Dry Rot in Academia
By Thomas Sowell
Jason Riley has now joined the long and distinguished list
of people invited -- and then disinvited -- to give a talk on a college campus,
in this case Virginia Tech.
Mr. Riley is a Senior Fellow at the Manhattan Institute, a columnist
for the Wall Street Journal and, perhaps most relevantly, author of a very
insightful book titled "Please Stop Helping Us: How Liberals Make It
Harder for Blacks to Succeed."
In short, Jason Riley's views on race are different from the
views that prevail on most college campuses. At one time, 50 years ago or
earlier, exposing students to a different viewpoint was considered to be a
valuable part of their education. But that was before academia -- and
the education system in general -- became virtually a monopoly of the political
left.
Today one can
literally go from kindergarten to becoming a graduate student seeking a Ph.D.,
without ever hearing a vision of the world that conflicts with the vision of
the left.
Conservative critics who object on grounds that the views of
the left are wrong miss the point. Regardless of whose views become a monopoly,
education suffers. John Stuart Mill understood this back in the middle of the
19th century.
As a young Marxist in college
during the 1950s heyday of the anti-Communist crusade led by Senator Joseph
McCarthy, I had more freedom to express my views in class, without fear of
retaliation, than conservative students have on many campuses today.
After being invited by conservative students to give talks
at various colleges, Jason Riley has then been surprised at how little those
conservative students have said during the question and answer periods after
these talks. But a Wellesley student explained: "You get to leave when you're
done. We have to live with these people until we
graduate."
Even liberal professors can be adversely affected by the narrow
groupthink that prevails. Without an opposition to keep them on their toes,
they can develop sloppy habits of dismissing or even demonizing differing
viewpoints, instead of practicing and teaching their students how to come to grips
with opposing beliefs.
A well-known Harvard professor, for example, recently referred to
Justice Clarence Thomas by remarking: "He'll say he pulled himself up by
his own bootstraps.

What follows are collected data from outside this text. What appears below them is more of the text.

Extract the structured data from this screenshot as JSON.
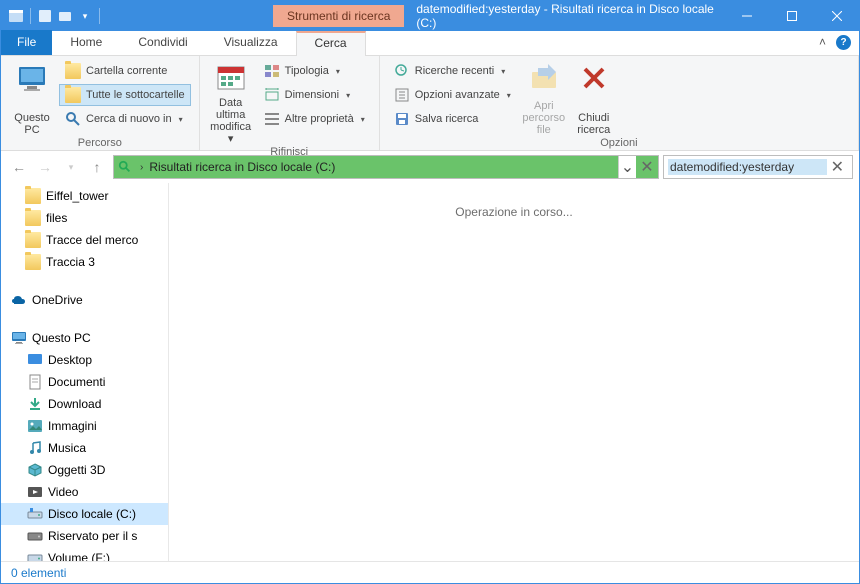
{
  "titlebar": {
    "contextual_tab": "Strumenti di ricerca",
    "title": "datemodified:yesterday - Risultati ricerca in Disco locale (C:)"
  },
  "tabs": {
    "file": "File",
    "home": "Home",
    "share": "Condividi",
    "view": "Visualizza",
    "search": "Cerca"
  },
  "ribbon": {
    "group_percorso": {
      "label": "Percorso",
      "this_pc": "Questo\nPC",
      "current_folder": "Cartella corrente",
      "all_subfolders": "Tutte le sottocartelle",
      "search_again": "Cerca di nuovo in"
    },
    "group_rifinisci": {
      "label": "Rifinisci",
      "date_modified": "Data ultima\nmodifica",
      "type": "Tipologia",
      "size": "Dimensioni",
      "other": "Altre proprietà"
    },
    "group_opzioni": {
      "label": "Opzioni",
      "recent": "Ricerche recenti",
      "advanced": "Opzioni avanzate",
      "save": "Salva ricerca",
      "open_loc": "Apri\npercorso file",
      "close": "Chiudi\nricerca"
    }
  },
  "address": {
    "text": "Risultati ricerca in Disco locale (C:)"
  },
  "search": {
    "query": "datemodified:yesterday"
  },
  "sidebar": {
    "folders": [
      "Eiffel_tower",
      "files",
      "Tracce del merco",
      "Traccia 3"
    ],
    "onedrive": "OneDrive",
    "this_pc": "Questo PC",
    "pc_items": [
      "Desktop",
      "Documenti",
      "Download",
      "Immagini",
      "Musica",
      "Oggetti 3D",
      "Video",
      "Disco locale (C:)",
      "Riservato per il s",
      "Volume (F:)"
    ]
  },
  "main": {
    "loading": "Operazione in corso..."
  },
  "status": {
    "items": "0 elementi"
  }
}
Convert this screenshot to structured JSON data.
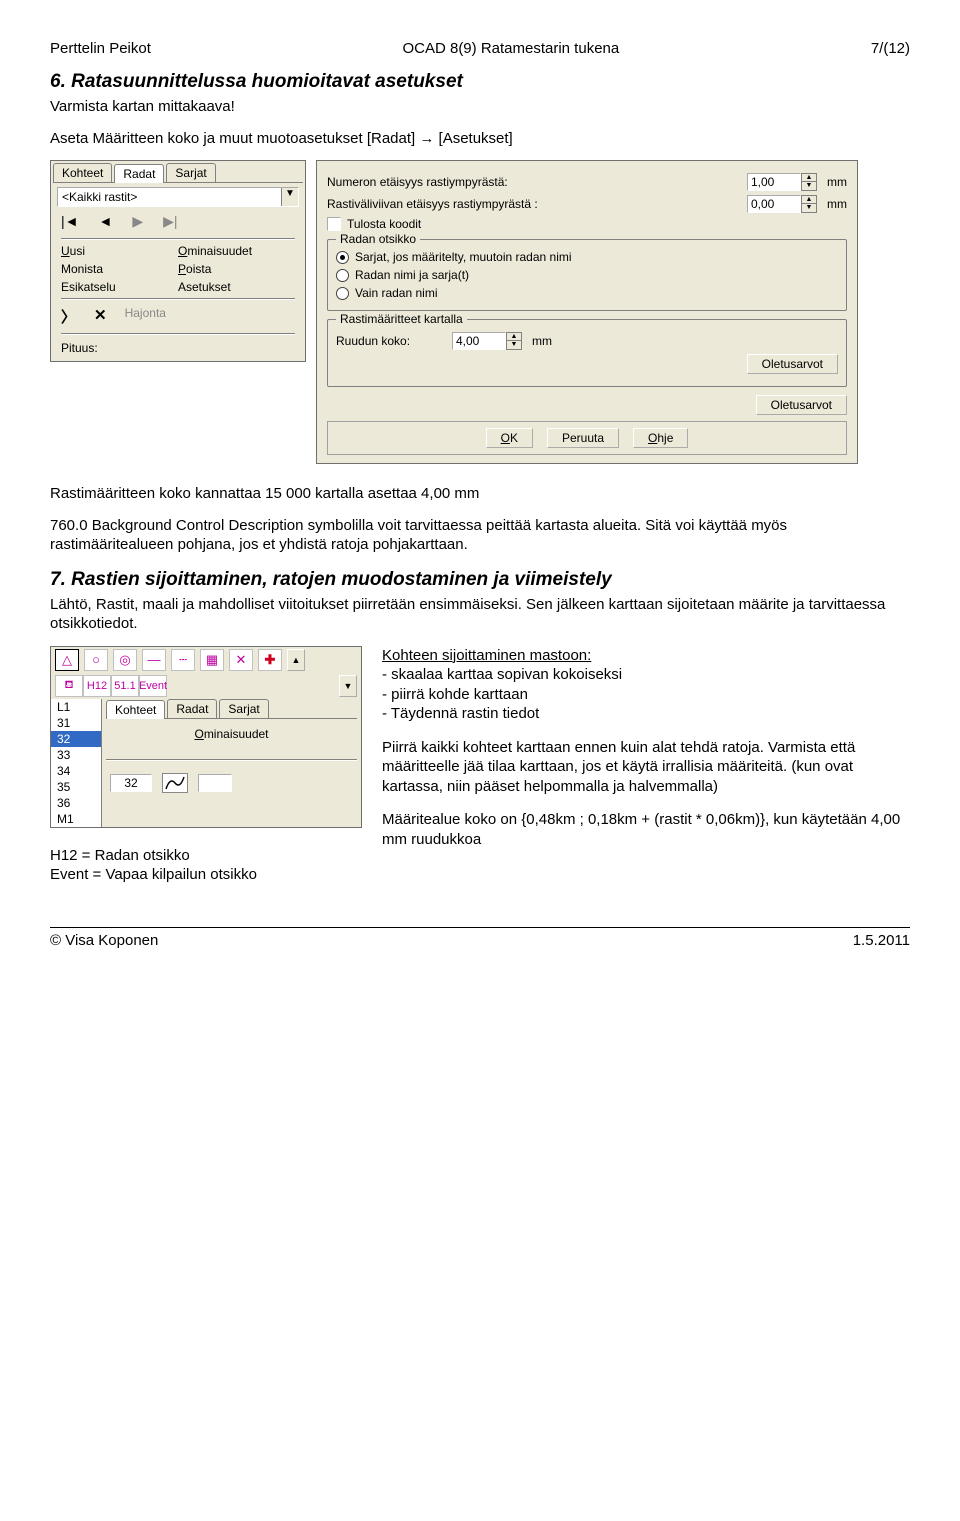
{
  "header": {
    "left": "Perttelin Peikot",
    "center": "OCAD 8(9) Ratamestarin tukena",
    "right": "7/(12)"
  },
  "sec6": {
    "title": "6. Ratasuunnittelussa huomioitavat asetukset",
    "line1": "Varmista kartan mittakaava!",
    "line2": "Aseta Määritteen koko ja muut muotoasetukset [Radat] → [Asetukset]"
  },
  "radat": {
    "tabs": [
      "Kohteet",
      "Radat",
      "Sarjat"
    ],
    "dropdown": "<Kaikki rastit>",
    "links": {
      "uusi": "Uusi",
      "omin": "Ominaisuudet",
      "monista": "Monista",
      "poista": "Poista",
      "esik": "Esikatselu",
      "aset": "Asetukset",
      "hajonta": "Hajonta"
    },
    "pituus": "Pituus:"
  },
  "aset": {
    "row1": "Numeron etäisyys rastiympyrästä:",
    "row2": "Rastiväliviivan etäisyys rastiympyrästä :",
    "val1": "1,00",
    "val2": "0,00",
    "unit": "mm",
    "tulosta": "Tulosta koodit",
    "grp1": "Radan otsikko",
    "r1": "Sarjat, jos määritelty, muutoin radan nimi",
    "r2": "Radan nimi ja sarja(t)",
    "r3": "Vain radan nimi",
    "grp2": "Rastimääritteet kartalla",
    "ruutu": "Ruudun koko:",
    "ruutuVal": "4,00",
    "oletus": "Oletusarvot",
    "ok": "OK",
    "peruuta": "Peruuta",
    "ohje": "Ohje"
  },
  "mid1": "Rastimääritteen koko kannattaa 15 000 kartalla asettaa 4,00 mm",
  "mid2": "760.0 Background Control Description symbolilla voit tarvittaessa peittää kartasta alueita. Sitä voi käyttää myös rastimääritealueen pohjana, jos et yhdistä ratoja pohjakarttaan.",
  "sec7": {
    "title": "7. Rastien sijoittaminen, ratojen muodostaminen ja viimeistely",
    "p": "Lähtö, Rastit, maali ja mahdolliset viitoitukset piirretään ensimmäiseksi. Sen jälkeen karttaan sijoitetaan määrite ja tarvittaessa otsikkotiedot."
  },
  "toolpanel": {
    "tabs": [
      "Kohteet",
      "Radat",
      "Sarjat"
    ],
    "list": [
      "L1",
      "31",
      "32",
      "33",
      "34",
      "35",
      "36",
      "M1"
    ],
    "sel": "32",
    "om": "Ominaisuudet",
    "code": "32",
    "row2": [
      "H12",
      "51.1",
      "Event"
    ]
  },
  "righttext": {
    "u1": "Kohteen sijoittaminen mastoon:",
    "b1": "- skaalaa karttaa sopivan kokoiseksi",
    "b2": "- piirrä kohde karttaan",
    "b3": "- Täydennä rastin tiedot",
    "p2": "Piirrä kaikki kohteet karttaan ennen kuin alat tehdä ratoja. Varmista että määritteelle jää tilaa karttaan, jos et käytä irrallisia määriteitä. (kun ovat kartassa, niin pääset helpommalla ja halvemmalla)",
    "p3": "Määritealue koko on {0,48km ;  0,18km + (rastit * 0,06km)}, kun käytetään 4,00 mm ruudukkoa"
  },
  "caption": {
    "l1": "H12 = Radan otsikko",
    "l2": "Event = Vapaa kilpailun otsikko"
  },
  "footer": {
    "left": "© Visa Koponen",
    "right": "1.5.2011"
  }
}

I say I was in the right place at the right
time."
It so happens that I first met Clarence Thomas back in 1978,
when he was a young lawyer in Missouri. In all these years, I have never heard him
say anything even resembling what has been blithely attributed to him by this
Harvard professor.
On the contrary, Justice Thomas has attributed his good
fortune to his grandfather who raised him, especially in his autobiography,
"My Grandfather's Son."
When he was sworn in as a Justice of the Supreme Court, he
brought the nuns who had taught him in school, down in Georgia, to the ceremony
in Washington, at his own expense, to let them know that what they had done for
him was appreciated, and had not been in vain.
There is no reason why our Harvard professor has to agree
with Justice Thomas' judicial philosophy or his social views. But, as the late
Daniel Patrick Moynihan once put it: "You're entitled to your own
opinions, but you're not entitled to your own facts."
It was much the same story when a faculty member at the University of
California at Santa Barbara referred to economist Walter Williams as someone
"committed to the welfare of the top few."
It so happens that I have known Walter Williams since 1969.
In all those years, I have never once known him to express the
slightest concern for the welfare of rich people. But what I
have seen repeatedly has been his expressing his concern for people who are poor,
both in words and in deeds.
As an economist, Professor Williams knows that high tax
rates on investors chase investments -- and American jobs -- overseas, where
American working people cannot get those jobs. But, whether the academic in
Santa Barbara agrees or disagrees with that analysis, it is no good for him, or
for his students, to dismiss opposing views by misrepresenting
them.
These are just a few
samples of the intellectual and moral dry rot on the many campuses across the
country where the groupthink of the left substitutes for education.